# 25' hose storage



## kds (Apr 28, 2017)

I've got 6 or 7 25' hose that I used for my temporary sprinkler setup. I'll be pulling those out soon so I'll need to find a home for everything in the garage, especially the hose. I'm looking for something that will keep the hose orderly and in good shape.

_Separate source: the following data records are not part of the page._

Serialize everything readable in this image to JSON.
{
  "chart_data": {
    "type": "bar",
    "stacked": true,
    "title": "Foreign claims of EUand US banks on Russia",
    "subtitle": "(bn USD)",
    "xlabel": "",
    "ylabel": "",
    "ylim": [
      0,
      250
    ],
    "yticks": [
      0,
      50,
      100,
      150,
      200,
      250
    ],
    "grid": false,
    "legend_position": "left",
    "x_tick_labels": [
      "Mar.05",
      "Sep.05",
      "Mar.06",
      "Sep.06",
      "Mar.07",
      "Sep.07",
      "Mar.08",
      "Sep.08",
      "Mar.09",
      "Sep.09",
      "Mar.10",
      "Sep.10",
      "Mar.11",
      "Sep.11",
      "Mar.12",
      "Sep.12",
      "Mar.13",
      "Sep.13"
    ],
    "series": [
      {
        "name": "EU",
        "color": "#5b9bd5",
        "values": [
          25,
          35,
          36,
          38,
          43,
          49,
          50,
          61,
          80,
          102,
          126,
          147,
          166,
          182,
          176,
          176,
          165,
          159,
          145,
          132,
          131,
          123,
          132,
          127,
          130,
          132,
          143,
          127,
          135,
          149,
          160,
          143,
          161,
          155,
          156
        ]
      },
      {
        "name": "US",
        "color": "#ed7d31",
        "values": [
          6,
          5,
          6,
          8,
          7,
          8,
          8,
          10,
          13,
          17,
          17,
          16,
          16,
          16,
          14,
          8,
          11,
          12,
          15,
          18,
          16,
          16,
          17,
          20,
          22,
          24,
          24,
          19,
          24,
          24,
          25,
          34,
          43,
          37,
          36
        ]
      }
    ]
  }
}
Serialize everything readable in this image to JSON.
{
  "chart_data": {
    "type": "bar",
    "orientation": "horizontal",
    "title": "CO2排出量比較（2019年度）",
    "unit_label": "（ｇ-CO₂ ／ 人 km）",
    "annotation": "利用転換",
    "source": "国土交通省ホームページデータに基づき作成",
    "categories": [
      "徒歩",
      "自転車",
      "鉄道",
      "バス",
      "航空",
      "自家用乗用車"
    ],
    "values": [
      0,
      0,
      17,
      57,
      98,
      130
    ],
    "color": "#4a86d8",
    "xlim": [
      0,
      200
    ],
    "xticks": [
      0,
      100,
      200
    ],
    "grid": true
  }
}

What do you use to store hose for sprinklers in large quantities like this? It would be expensive to buy a bunch of hose reel storage cabinets and I don't have the space for it. I saw on Pinterest an idea to use some of that plastic chain link to tie the hose up and hang it from the wall, but this hose is kind of flimsy and it's easy to crease.


----------



## dfw_pilot (Jan 28, 2017)

What diameter hose? 5/8? If it's not too thick, I bet you could get 150-200 feet on an Eley reel with it's extension. It will last forever, look nice, and be easy to roll and unroll. You'd have to connect them, but this wouldn't be too hard, just a quick spin, not a full water-tight tighten.


----------



## kds (Apr 28, 2017)

I think so. I'll look into it!


----------



## Mightyquinn (Jan 31, 2017)

I can't recommend Eley hose reels enough! I have 2 of there older models for about 8-9 years and have never had any issues with them whatsoever. It may be the last hose reel you ever buy


----------



## Hall (May 5, 2017)

Try using a clean garbage can. Coil one hose at a time into the can, if you want to make it easier to layer use a cardboard circle in between


----------



## Ware (Jan 28, 2017)

Hall said:


> Try using a clean garbage can. Coil one hose at a time into the can, if you want to make it easier to layer use a cardboard circle in between


That's a pretty good idea! :thumbup:


----------